Der Kunde ist am Ruder
Angenommen, es steht ein Beratungsgespräch zur Altersvorsorge an. Natürlich lassen sich zu dem Thema beklemmende Statistiken über Altersarmut und die davon bedrohten Bevölkerungsgruppen anführen. Doch mit einem Video gelingt der Einstieg ins Thema viel eindrücklicher. Selbstverständlich erlaubt auch das Bildschirmstreaming die Übertragung von Videos. Aber: In der interaktiven Online-Beratung kann der Kunde nach dem Clip zum Beispiel auf einer produktbezogenen Folie selbst anmerken, welche Aspekte ihm bei einer Altersvorsorge am wichtigsten sind. Das geht beim Bildschirmstreaming nicht.
Der Kunde ist am Ruder
Das ist vermutlich beraterseitig der schwierigste Part in einem Online-Kundengespräch: dem Kunden das Heft in die Hand zu geben. In einer gelungenen Online-Beratung rückt der Experte in den Hintergrund.

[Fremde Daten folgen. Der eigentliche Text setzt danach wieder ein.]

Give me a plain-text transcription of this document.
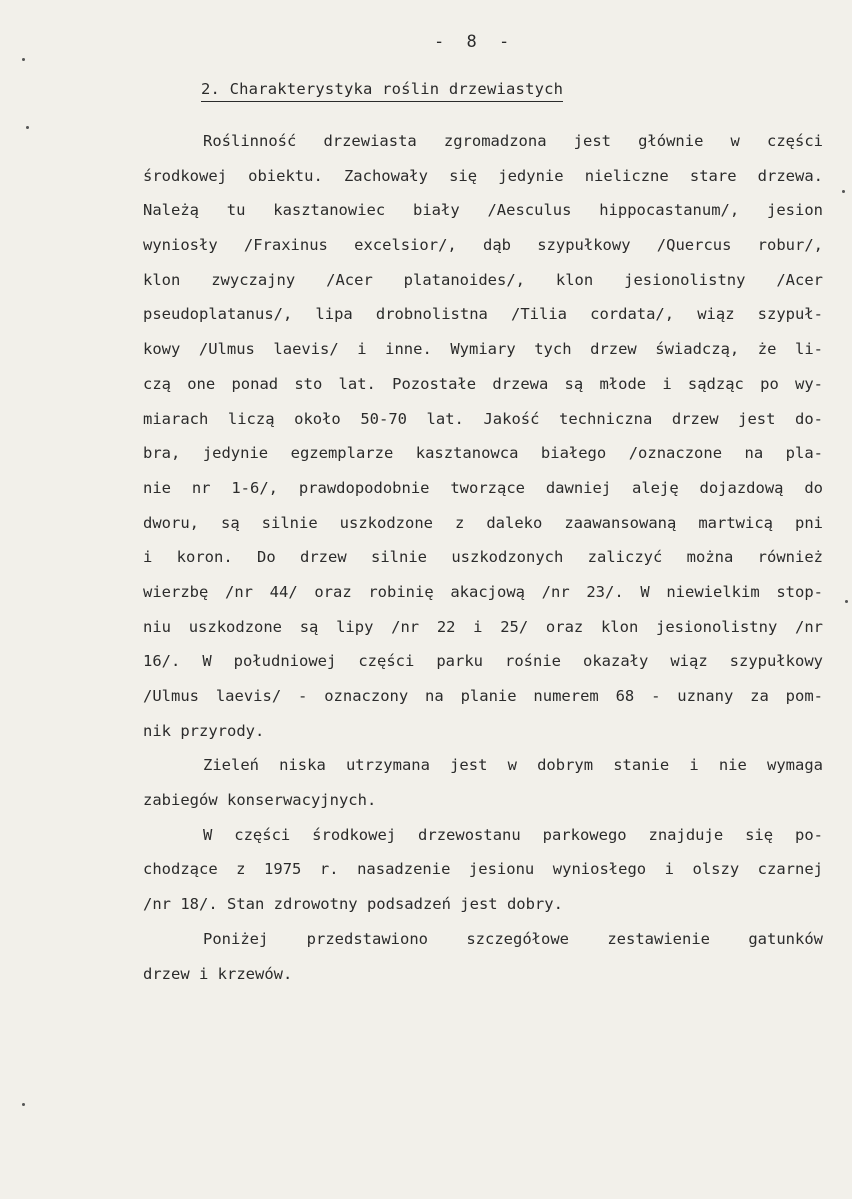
- 8 -
2. Charakterystyka roślin drzewiastych
Roślinność drzewiasta zgromadzona jest głównie w części
środkowej obiektu. Zachowały się jedynie nieliczne stare drzewa.
Należą tu kasztanowiec biały /Aesculus hippocastanum/, jesion
wyniosły /Fraxinus excelsior/, dąb szypułkowy /Quercus robur/,
klon zwyczajny /Acer platanoides/, klon jesionolistny /Acer
pseudoplatanus/, lipa drobnolistna /Tilia cordata/, wiąz szypuł-
kowy /Ulmus laevis/ i inne. Wymiary tych drzew świadczą, że li-
czą one ponad sto lat. Pozostałe drzewa są młode i sądząc po wy-
miarach liczą około 50-70 lat. Jakość techniczna drzew jest do-
bra, jedynie egzemplarze kasztanowca białego /oznaczone na pla-
nie nr 1-6/, prawdopodobnie tworzące dawniej aleję dojazdową do
dworu, są silnie uszkodzone z daleko zaawansowaną martwicą pni
i koron. Do drzew silnie uszkodzonych zaliczyć można również
wierzbę /nr 44/ oraz robinię akacjową /nr 23/. W niewielkim stop-
niu uszkodzone są lipy /nr 22 i 25/ oraz klon jesionolistny /nr
16/. W południowej części parku rośnie okazały wiąz szypułkowy
/Ulmus laevis/ - oznaczony na planie numerem 68 - uznany za pom-
nik przyrody.
Zieleń niska utrzymana jest w dobrym stanie i nie wymaga
zabiegów konserwacyjnych.
W części środkowej drzewostanu parkowego znajduje się po-
chodzące z 1975 r. nasadzenie jesionu wyniosłego i olszy czarnej
/nr 18/. Stan zdrowotny podsadzeń jest dobry.
Poniżej przedstawiono szczegółowe zestawienie gatunków
drzew i krzewów.
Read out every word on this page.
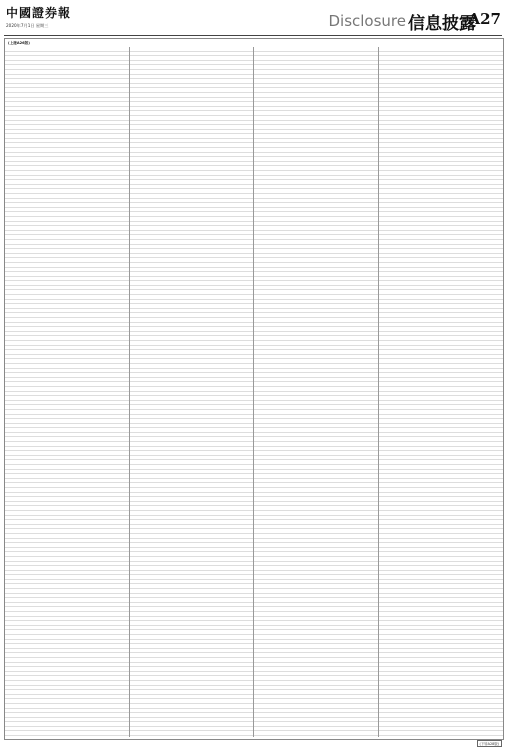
中國證券報
2020年7月1日 星期三	Disclosure 信息披露
A27
(上接A26版)
(下转A28版)
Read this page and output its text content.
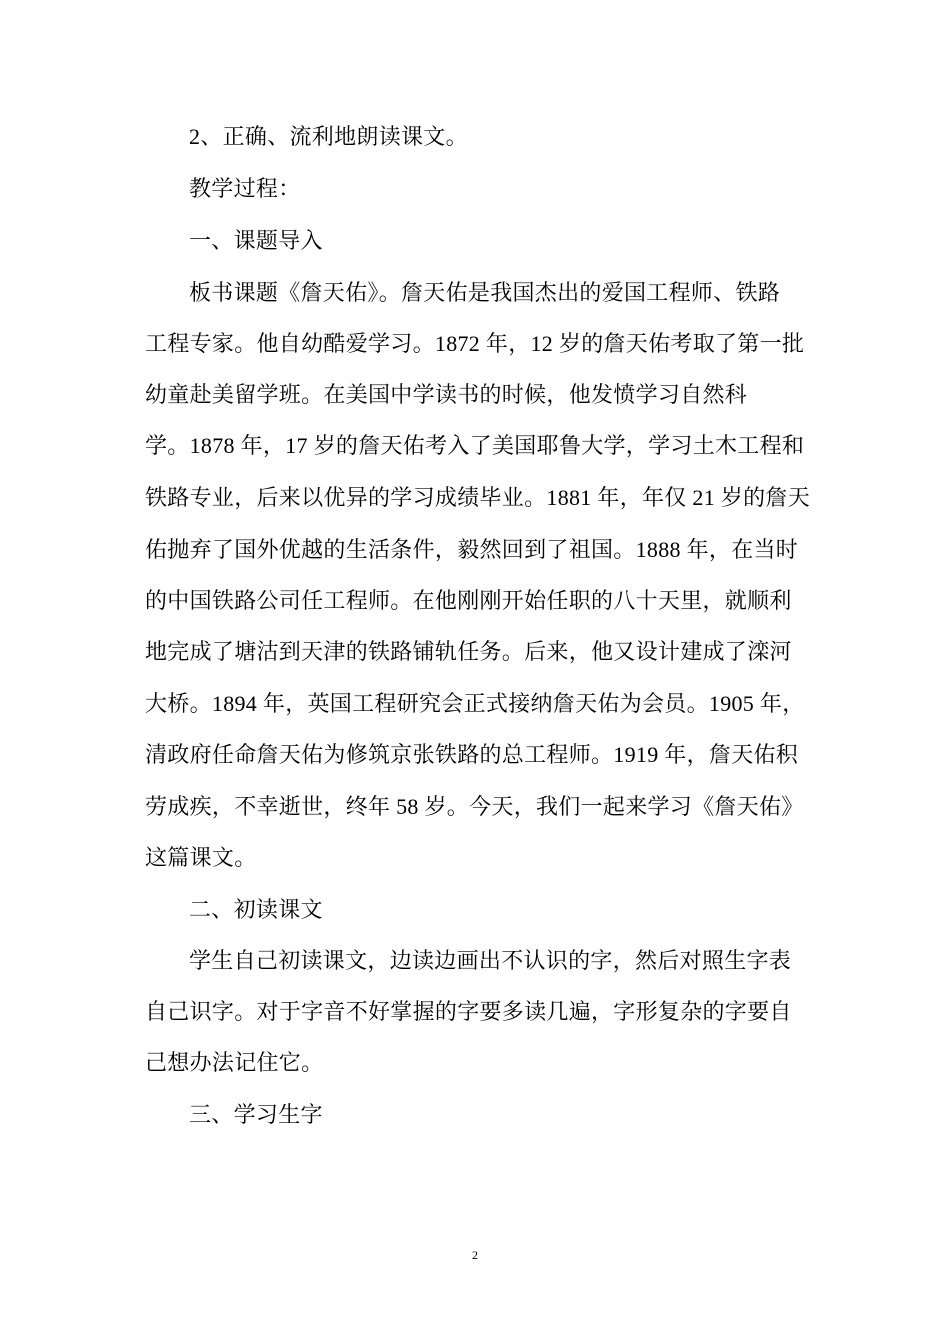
2、正确、流利地朗读课文。
教学过程：
一、课题导入
板书课题《詹天佑》。詹天佑是我国杰出的爱国工程师、铁路
工程专家。他自幼酷爱学习。1872 年，12 岁的詹天佑考取了第一批
幼童赴美留学班。在美国中学读书的时候，他发愤学习自然科
学。1878 年，17 岁的詹天佑考入了美国耶鲁大学，学习土木工程和
铁路专业，后来以优异的学习成绩毕业。1881 年，年仅 21 岁的詹天
佑抛弃了国外优越的生活条件，毅然回到了祖国。1888 年，在当时
的中国铁路公司任工程师。在他刚刚开始任职的八十天里，就顺利
地完成了塘沽到天津的铁路铺轨任务。后来，他又设计建成了滦河
大桥。1894 年，英国工程研究会正式接纳詹天佑为会员。1905 年，
清政府任命詹天佑为修筑京张铁路的总工程师。1919 年，詹天佑积
劳成疾，不幸逝世，终年 58 岁。今天，我们一起来学习《詹天佑》
这篇课文。
二、初读课文
学生自己初读课文，边读边画出不认识的字，然后对照生字表
自己识字。对于字音不好掌握的字要多读几遍，字形复杂的字要自
己想办法记住它。
三、学习生字
2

Vielmehr gestaltet er den Gesprächsablauf so, dass sich der Kunde das zu verkaufende Produkt mit jeder Folie, jedem Klick und jeder Zeichenbewegung selbst erschließt. Denn mit dieser Strategie findet viel eher ein Sichtweisenwechsel bei ihm statt, als wenn der Berater ausführlich und detailliert jede einzelne Produkteigenschaft erklärt.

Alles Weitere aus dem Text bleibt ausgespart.